Xan laughed. "My third wife believes it to be." He offered a cup to Buckaroo, who hesitated for just a moment before accepting it. The coffee was wonderfully hot, warming his chilled bones.

"Look," Xan said, pointing to the field. Margaret Banzai was driving downfield, surrounded by defenders. With incredible grace she faked one direction and passed the ball to Ling Xan, who fired a shot past the goalie for a score. A cheer went up from the bleachers.

"Good shot," Buckaroo said.

"Good pass," Xan countered. They sat in silence for a time, watching the game. "Your wife called my first wife," Xan finally said during a time-out.

"And that stopped you from implementing your plan?" Buckaroo asked.

"You have never met my first wife." Xan smiled slightly. "It would seem that several of my children have outgrown their clothes, several of my wives desired a shopping expedition of their own, and that some repairs to my mansion could no longer be delayed." He sipped at his cup. "It was…pointed out…to me that our available finances could either be used to further my schemes, or to ensure the health and comfort of my heirs. I'm sure you understand."

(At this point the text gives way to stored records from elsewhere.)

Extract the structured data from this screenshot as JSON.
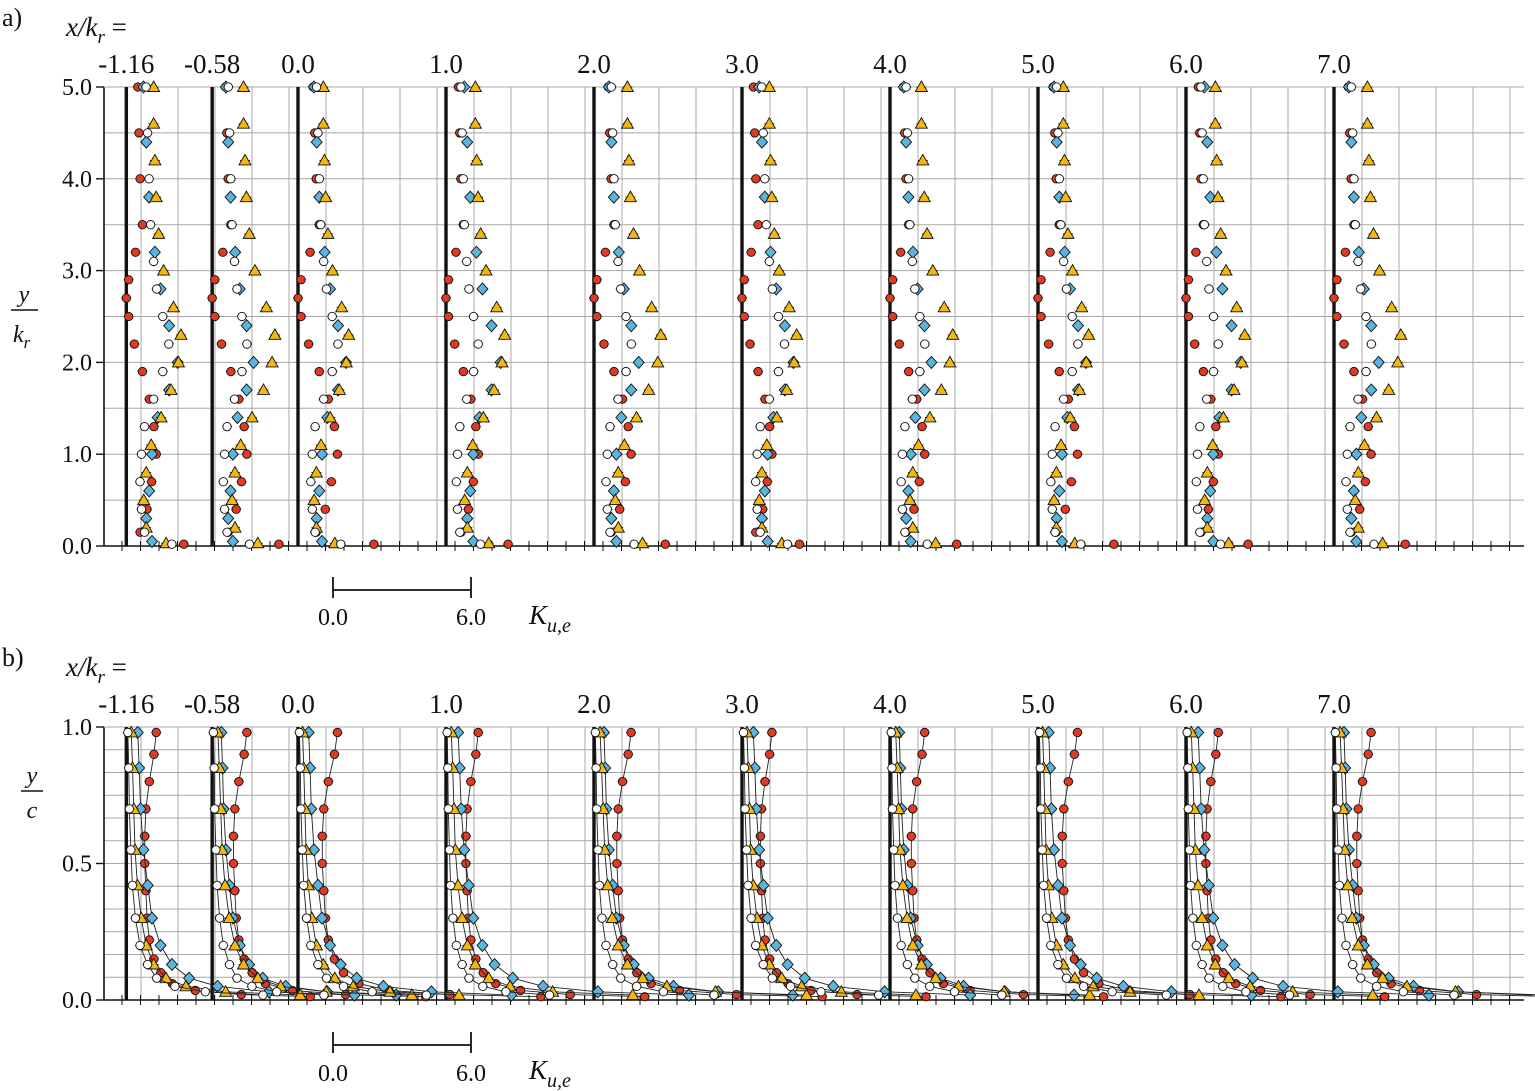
{
  "colors": {
    "red": "#e03a25",
    "blue": "#5ab4dc",
    "yellow": "#f5b70f",
    "white": "#ffffff",
    "grid": "#a8a8a8",
    "axis": "#111111"
  },
  "station_header": {
    "lhs": "x/k",
    "sub": "r",
    "eq": " ="
  },
  "scale_bar": {
    "start": "0.0",
    "end": "6.0",
    "var_main": "K",
    "var_sub": "u,e"
  },
  "chart_data": [
    {
      "panel": "a)",
      "type": "scatter",
      "ylabel_num": "y",
      "ylabel_den_main": "k",
      "ylabel_den_sub": "r",
      "ylim": [
        0,
        5
      ],
      "yticks": [
        "0.0",
        "1.0",
        "2.0",
        "3.0",
        "4.0",
        "5.0"
      ],
      "grid": true,
      "stations": [
        {
          "label": "-1.16",
          "x": -1.16
        },
        {
          "label": "-0.58",
          "x": -0.58
        },
        {
          "label": "0.0",
          "x": 0.0
        },
        {
          "label": "1.0",
          "x": 1.0
        },
        {
          "label": "2.0",
          "x": 2.0
        },
        {
          "label": "3.0",
          "x": 3.0
        },
        {
          "label": "4.0",
          "x": 4.0
        },
        {
          "label": "5.0",
          "x": 5.0
        },
        {
          "label": "6.0",
          "x": 6.0
        },
        {
          "label": "7.0",
          "x": 7.0
        }
      ],
      "series": [
        {
          "marker": "circle",
          "color": "red",
          "K": [
            [
              0.5,
              5.0
            ],
            [
              0.55,
              4.5
            ],
            [
              0.6,
              4.0
            ],
            [
              0.7,
              3.5
            ],
            [
              0.4,
              3.2
            ],
            [
              0.1,
              2.9
            ],
            [
              0.0,
              2.7
            ],
            [
              0.1,
              2.5
            ],
            [
              0.35,
              2.2
            ],
            [
              0.7,
              1.9
            ],
            [
              1.0,
              1.6
            ],
            [
              1.2,
              1.3
            ],
            [
              1.3,
              1.0
            ],
            [
              1.1,
              0.7
            ],
            [
              0.9,
              0.4
            ],
            [
              0.6,
              0.15
            ],
            [
              2.5,
              0.02
            ]
          ]
        },
        {
          "marker": "circle",
          "color": "blue",
          "K": [
            [
              0.6,
              5.0
            ],
            [
              0.7,
              4.4
            ],
            [
              0.8,
              3.8
            ],
            [
              1.0,
              3.2
            ],
            [
              1.2,
              2.8
            ],
            [
              1.5,
              2.4
            ],
            [
              1.8,
              2.0
            ],
            [
              1.5,
              1.7
            ],
            [
              1.1,
              1.4
            ],
            [
              0.9,
              1.0
            ],
            [
              0.8,
              0.6
            ],
            [
              0.7,
              0.3
            ],
            [
              0.9,
              0.05
            ]
          ]
        },
        {
          "marker": "circle",
          "color": "yellow",
          "K": [
            [
              1.1,
              5.0
            ],
            [
              1.1,
              4.6
            ],
            [
              1.15,
              4.2
            ],
            [
              1.2,
              3.8
            ],
            [
              1.3,
              3.4
            ],
            [
              1.5,
              3.0
            ],
            [
              1.9,
              2.6
            ],
            [
              2.2,
              2.3
            ],
            [
              2.1,
              2.0
            ],
            [
              1.8,
              1.7
            ],
            [
              1.4,
              1.4
            ],
            [
              1.0,
              1.1
            ],
            [
              0.8,
              0.8
            ],
            [
              0.7,
              0.5
            ],
            [
              0.8,
              0.2
            ],
            [
              1.6,
              0.03
            ]
          ]
        },
        {
          "marker": "circle",
          "color": "white",
          "K": [
            [
              0.65,
              5.0
            ],
            [
              0.7,
              4.5
            ],
            [
              0.75,
              4.0
            ],
            [
              0.8,
              3.5
            ],
            [
              0.9,
              3.1
            ],
            [
              1.0,
              2.8
            ],
            [
              1.2,
              2.5
            ],
            [
              1.4,
              2.2
            ],
            [
              1.2,
              1.9
            ],
            [
              0.9,
              1.6
            ],
            [
              0.6,
              1.3
            ],
            [
              0.5,
              1.0
            ],
            [
              0.45,
              0.7
            ],
            [
              0.5,
              0.4
            ],
            [
              0.6,
              0.15
            ],
            [
              1.5,
              0.02
            ]
          ]
        }
      ]
    },
    {
      "panel": "b)",
      "type": "scatter",
      "ylabel_num": "y",
      "ylabel_den_main": "c",
      "ylabel_den_sub": "",
      "ylim": [
        0,
        1
      ],
      "yticks": [
        "0.0",
        "0.5",
        "1.0"
      ],
      "grid": true,
      "stations": [
        {
          "label": "-1.16",
          "x": -1.16
        },
        {
          "label": "-0.58",
          "x": -0.58
        },
        {
          "label": "0.0",
          "x": 0.0
        },
        {
          "label": "1.0",
          "x": 1.0
        },
        {
          "label": "2.0",
          "x": 2.0
        },
        {
          "label": "3.0",
          "x": 3.0
        },
        {
          "label": "4.0",
          "x": 4.0
        },
        {
          "label": "5.0",
          "x": 5.0
        },
        {
          "label": "6.0",
          "x": 6.0
        },
        {
          "label": "7.0",
          "x": 7.0
        }
      ],
      "series": [
        {
          "marker": "circle",
          "color": "red",
          "K": [
            [
              1.3,
              0.98
            ],
            [
              1.2,
              0.9
            ],
            [
              1.0,
              0.8
            ],
            [
              0.85,
              0.7
            ],
            [
              0.8,
              0.6
            ],
            [
              0.8,
              0.5
            ],
            [
              0.85,
              0.4
            ],
            [
              0.9,
              0.3
            ],
            [
              1.0,
              0.22
            ],
            [
              1.2,
              0.15
            ],
            [
              1.5,
              0.1
            ],
            [
              2.0,
              0.06
            ],
            [
              3.0,
              0.035
            ],
            [
              5.0,
              0.02
            ],
            [
              8.0,
              0.012
            ]
          ]
        },
        {
          "marker": "circle",
          "color": "blue",
          "K": [
            [
              0.4,
              0.98
            ],
            [
              0.45,
              0.85
            ],
            [
              0.5,
              0.7
            ],
            [
              0.6,
              0.55
            ],
            [
              0.75,
              0.42
            ],
            [
              0.9,
              0.3
            ],
            [
              1.2,
              0.2
            ],
            [
              1.6,
              0.13
            ],
            [
              2.2,
              0.08
            ],
            [
              3.2,
              0.05
            ],
            [
              5.0,
              0.03
            ],
            [
              8.0,
              0.018
            ]
          ]
        },
        {
          "marker": "circle",
          "color": "yellow",
          "K": [
            [
              0.2,
              0.98
            ],
            [
              0.25,
              0.85
            ],
            [
              0.3,
              0.7
            ],
            [
              0.35,
              0.55
            ],
            [
              0.45,
              0.42
            ],
            [
              0.6,
              0.3
            ],
            [
              0.8,
              0.2
            ],
            [
              1.1,
              0.13
            ],
            [
              1.6,
              0.08
            ],
            [
              2.4,
              0.05
            ],
            [
              4.0,
              0.03
            ],
            [
              7.0,
              0.018
            ]
          ]
        },
        {
          "marker": "circle",
          "color": "white",
          "K": [
            [
              0.05,
              0.98
            ],
            [
              0.08,
              0.85
            ],
            [
              0.1,
              0.7
            ],
            [
              0.15,
              0.55
            ],
            [
              0.2,
              0.42
            ],
            [
              0.3,
              0.3
            ],
            [
              0.45,
              0.2
            ],
            [
              0.7,
              0.13
            ],
            [
              1.0,
              0.08
            ],
            [
              1.6,
              0.05
            ],
            [
              2.6,
              0.03
            ],
            [
              4.5,
              0.018
            ]
          ]
        }
      ]
    }
  ]
}
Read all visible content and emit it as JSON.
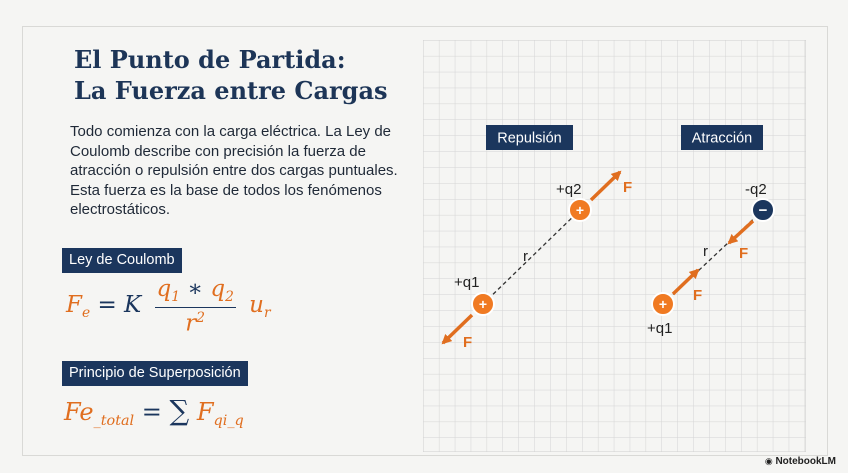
{
  "title": {
    "line1": "El Punto de Partida:",
    "line2": "La Fuerza entre Cargas"
  },
  "intro": "Todo comienza con la carga eléctrica. La Ley de Coulomb describe con precisión la fuerza de atracción o repulsión entre dos cargas puntuales. Esta fuerza es la base de todos los fenómenos electrostáticos.",
  "coulomb": {
    "label": "Ley de Coulomb"
  },
  "superposition": {
    "label": "Principio de Superposición"
  },
  "diagram": {
    "repulsion": {
      "label": "Repulsión",
      "q1": "+q1",
      "q2": "+q2",
      "r": "r",
      "force": "F",
      "plus": "+"
    },
    "attraction": {
      "label": "Atracción",
      "q1": "+q1",
      "q2": "-q2",
      "r": "r",
      "force": "F",
      "plus": "+",
      "minus": "−"
    }
  },
  "watermark": "NotebookLM",
  "colors": {
    "navy": "#1b365d",
    "orange": "#e06e1f",
    "grid": "#d4d4d4",
    "background": "#f5f5f3"
  }
}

"All too well," Buckaroo said ruefully. Eunice was deadly with the family budget.

"Times have changed, my great enemy, and we must change with them or be left behind. Ah!" Ling had broken free with the ball, and now she drew a bead on the goalie. Her shot was miraculously blocked, but Margaret was waiting in perfect position for a second shot, which went in a second later. "Well done! Well done!"

Buckaroo clapped his hands and cheered as well, then turned to his arch enemy. "So what do we do, Xan? Exchange Christmas cards and forget you killed my parents?"

The Mandarin of Death said nothing for a moment, choosing instead to stare down at the soccer field. "I believe we should maintain the status quo for appearances' sake," he finally said with a smile. "You can continue to be the symbol for truth and honor, and I shall be…what I have always been." His smile grew slightly. "I can implement that plan any time I want, you realize."

"You do, and we'll be there."

"I would expect nothing less, honored enemy." The game had just ended, and the players were approaching the stands in search of their parents. "Good evening to you, great Buckaroo Banzai. Until next time."

"Until next time." Buckaroo watched his most hated foe descend the bleachers toward his daughter, who was standing beside Margaret. He replayed the day's events in his mind, wondering how the world could have gotten away from him without his realizing it. Xan had killed his parents, demonstrated incredible cruelty to both himself and his friends, and yet here they'd sat, sharing coffee and watching their daughters.

Finally he shook his head, smiled, and went down to find his wayward daughter and congratulate her on a good game.